Jeff Farvour began his career as a deckhand in Sitka. He’s worked his way up through a wooden troller to a larger fiberglass boat which picked up on the very day last season when Fish & Game announced that there would be no second king opener in the summer.
The action plan will be a bitter pill.
“I’m confident it will help us avoid the Southeast wild stocks we’re trying to avoid. I think it’s a good plan in that respect. But as far as the financial end of it, it’s yet to be seen. We’re a year-round king salmon fishery, with some coho opportunity and a chum fishery in the summer. But it’s really that king salmon that makes it happen for Southeast.”
Farvour and his fellow trollers want the king salmon fishery to recover, but it’s going to take a while. Salmon trolling remains one of Alaska’s few limited-entry fisheries where young people can buy in on savings, rather than taking out huge loans — and Farvour’s concerned about them.
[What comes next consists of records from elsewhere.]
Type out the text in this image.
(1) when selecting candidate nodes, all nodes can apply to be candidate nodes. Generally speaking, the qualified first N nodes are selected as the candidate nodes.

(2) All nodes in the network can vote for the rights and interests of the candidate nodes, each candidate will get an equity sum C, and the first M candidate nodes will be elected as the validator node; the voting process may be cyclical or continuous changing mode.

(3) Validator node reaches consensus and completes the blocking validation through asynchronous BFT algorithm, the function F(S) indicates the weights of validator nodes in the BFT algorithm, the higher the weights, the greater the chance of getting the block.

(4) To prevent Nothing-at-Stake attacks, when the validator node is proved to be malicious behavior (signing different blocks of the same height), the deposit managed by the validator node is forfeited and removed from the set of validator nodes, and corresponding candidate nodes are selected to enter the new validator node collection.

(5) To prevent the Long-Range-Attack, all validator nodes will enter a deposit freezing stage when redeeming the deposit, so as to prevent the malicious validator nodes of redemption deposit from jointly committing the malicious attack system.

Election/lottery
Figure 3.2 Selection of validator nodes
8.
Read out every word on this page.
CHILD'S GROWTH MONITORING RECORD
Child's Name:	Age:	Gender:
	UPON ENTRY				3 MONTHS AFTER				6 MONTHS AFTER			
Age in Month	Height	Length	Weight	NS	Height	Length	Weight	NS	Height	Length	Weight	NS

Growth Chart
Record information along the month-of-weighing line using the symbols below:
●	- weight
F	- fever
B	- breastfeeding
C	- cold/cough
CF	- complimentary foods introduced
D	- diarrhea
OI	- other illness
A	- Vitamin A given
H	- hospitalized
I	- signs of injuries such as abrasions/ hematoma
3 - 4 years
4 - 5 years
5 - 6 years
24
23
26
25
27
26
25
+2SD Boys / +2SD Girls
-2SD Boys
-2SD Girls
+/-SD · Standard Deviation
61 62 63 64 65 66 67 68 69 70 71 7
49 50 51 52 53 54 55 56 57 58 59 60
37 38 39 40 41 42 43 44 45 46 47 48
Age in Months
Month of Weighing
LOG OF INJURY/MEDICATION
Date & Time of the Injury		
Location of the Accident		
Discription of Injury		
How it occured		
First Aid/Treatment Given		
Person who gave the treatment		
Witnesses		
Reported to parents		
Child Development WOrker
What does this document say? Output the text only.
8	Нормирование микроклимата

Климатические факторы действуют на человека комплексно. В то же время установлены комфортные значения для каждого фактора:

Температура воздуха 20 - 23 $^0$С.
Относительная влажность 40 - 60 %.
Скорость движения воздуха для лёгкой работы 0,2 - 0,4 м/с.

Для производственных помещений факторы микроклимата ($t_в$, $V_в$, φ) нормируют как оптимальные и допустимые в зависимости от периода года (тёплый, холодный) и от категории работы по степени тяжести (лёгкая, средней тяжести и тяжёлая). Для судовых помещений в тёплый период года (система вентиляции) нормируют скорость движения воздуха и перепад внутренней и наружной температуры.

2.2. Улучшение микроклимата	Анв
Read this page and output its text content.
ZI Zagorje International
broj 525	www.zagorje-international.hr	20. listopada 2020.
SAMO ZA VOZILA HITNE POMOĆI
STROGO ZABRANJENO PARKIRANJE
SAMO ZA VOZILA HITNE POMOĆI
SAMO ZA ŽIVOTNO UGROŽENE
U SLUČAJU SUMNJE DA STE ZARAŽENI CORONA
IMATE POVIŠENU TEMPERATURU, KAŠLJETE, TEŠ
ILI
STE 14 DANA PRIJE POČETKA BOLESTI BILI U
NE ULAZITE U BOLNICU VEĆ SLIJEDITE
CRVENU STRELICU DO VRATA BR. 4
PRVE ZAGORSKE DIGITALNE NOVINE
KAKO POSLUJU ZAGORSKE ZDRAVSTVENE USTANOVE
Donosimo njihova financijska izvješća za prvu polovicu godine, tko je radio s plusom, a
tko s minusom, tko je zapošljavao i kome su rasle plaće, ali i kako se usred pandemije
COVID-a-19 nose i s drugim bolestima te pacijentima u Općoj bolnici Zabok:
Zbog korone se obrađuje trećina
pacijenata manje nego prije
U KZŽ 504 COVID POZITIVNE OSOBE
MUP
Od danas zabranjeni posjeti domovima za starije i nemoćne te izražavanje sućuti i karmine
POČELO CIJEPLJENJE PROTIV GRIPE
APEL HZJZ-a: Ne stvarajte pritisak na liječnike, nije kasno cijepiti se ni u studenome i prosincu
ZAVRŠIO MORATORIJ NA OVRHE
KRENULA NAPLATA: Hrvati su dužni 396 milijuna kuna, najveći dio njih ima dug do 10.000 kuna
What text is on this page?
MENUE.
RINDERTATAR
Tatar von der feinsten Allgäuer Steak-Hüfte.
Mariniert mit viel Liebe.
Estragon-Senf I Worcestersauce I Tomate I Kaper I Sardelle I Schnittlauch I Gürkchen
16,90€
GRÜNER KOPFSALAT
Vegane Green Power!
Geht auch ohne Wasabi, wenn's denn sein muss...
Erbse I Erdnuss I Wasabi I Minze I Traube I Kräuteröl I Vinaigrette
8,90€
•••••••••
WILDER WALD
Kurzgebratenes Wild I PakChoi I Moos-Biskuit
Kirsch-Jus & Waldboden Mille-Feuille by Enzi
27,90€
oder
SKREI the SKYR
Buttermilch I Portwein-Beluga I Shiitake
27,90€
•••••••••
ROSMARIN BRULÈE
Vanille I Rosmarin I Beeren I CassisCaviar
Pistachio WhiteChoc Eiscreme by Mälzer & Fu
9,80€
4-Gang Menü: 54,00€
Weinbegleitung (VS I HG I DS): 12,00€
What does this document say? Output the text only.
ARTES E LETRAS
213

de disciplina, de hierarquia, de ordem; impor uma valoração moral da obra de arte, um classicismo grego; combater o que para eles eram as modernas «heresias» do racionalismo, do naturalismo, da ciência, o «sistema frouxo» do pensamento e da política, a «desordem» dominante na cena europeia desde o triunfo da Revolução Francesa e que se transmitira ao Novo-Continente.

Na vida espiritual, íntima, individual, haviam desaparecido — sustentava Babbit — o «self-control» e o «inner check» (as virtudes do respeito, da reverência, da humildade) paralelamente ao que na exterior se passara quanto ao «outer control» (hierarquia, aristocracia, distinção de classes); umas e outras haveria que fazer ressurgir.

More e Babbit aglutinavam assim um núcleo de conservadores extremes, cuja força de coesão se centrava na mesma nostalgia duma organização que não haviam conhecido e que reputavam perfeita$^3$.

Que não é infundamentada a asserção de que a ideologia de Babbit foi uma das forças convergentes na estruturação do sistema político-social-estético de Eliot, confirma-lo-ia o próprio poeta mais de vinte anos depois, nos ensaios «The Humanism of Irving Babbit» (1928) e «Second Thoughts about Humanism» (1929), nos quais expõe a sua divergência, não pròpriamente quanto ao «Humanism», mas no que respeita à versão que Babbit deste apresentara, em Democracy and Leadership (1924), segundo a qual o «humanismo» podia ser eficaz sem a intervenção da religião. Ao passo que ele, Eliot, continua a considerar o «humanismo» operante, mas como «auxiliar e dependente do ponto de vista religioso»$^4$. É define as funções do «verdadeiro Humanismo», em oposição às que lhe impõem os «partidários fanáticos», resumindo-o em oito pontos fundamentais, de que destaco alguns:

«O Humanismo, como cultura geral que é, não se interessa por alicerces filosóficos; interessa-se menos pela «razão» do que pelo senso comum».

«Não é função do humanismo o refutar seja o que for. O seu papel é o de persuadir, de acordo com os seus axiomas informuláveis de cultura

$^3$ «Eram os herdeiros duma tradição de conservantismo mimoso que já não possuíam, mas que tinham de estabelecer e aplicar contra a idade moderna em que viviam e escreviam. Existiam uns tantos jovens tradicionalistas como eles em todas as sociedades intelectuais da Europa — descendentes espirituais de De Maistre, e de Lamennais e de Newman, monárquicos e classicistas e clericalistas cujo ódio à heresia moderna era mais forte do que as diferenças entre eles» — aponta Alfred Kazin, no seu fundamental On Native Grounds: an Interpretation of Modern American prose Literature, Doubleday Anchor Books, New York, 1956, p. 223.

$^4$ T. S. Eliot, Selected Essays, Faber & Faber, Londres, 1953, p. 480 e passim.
Troller Tad Fujioka also sees an economic problem in the action plan: Losing six weeks of winter trolling means a loss of 20-30 percent of their income for some fishermen, but residents of coastal waters — like Sitka — can still pull together decent season fishing out on the ocean on tolerable winter days, and during the brief summer opener.
Elsewhere, it’s going to be difficult make it, especially when the action plan closes down fishing completely in the places like the Upper Lynn, Behm, and Seymour canals, and will likely place significant restrictions on much of Chatham Strait, Icy Strait, and Frederick Sound.
Fujioka feels trollers who fish inside waters are bearing a disproportionate share of the conservation burden.
“I’m particularly concerned about the effect this is going to have on the smaller communities, Kake, Angoon, Hoonah. Small boats in the small communities are particularly dependent on the spring and late-winter fisheries.”
But Fujioka, like Farvour, recognizes that it’s critical to allow as many wild kings to return to Southeast’s rivers as possible.
“It’s unfortunate that the biology of the stocks made it such that it had to be this way.”
Note 1-30-18: This story was amended to reflect Tad Fujioka’s concerns over the six-week closure of winter trolling — not spring trolling, as originally reported. Also, he believes the potential closures in Chatham and Icy straits, and Frederick Sound, are more economically harmful to Kake, Angoon, and Hoonah, rather than closures in Seymour and North Behm canals where “little if any trolling has occurred… since the 1970s.”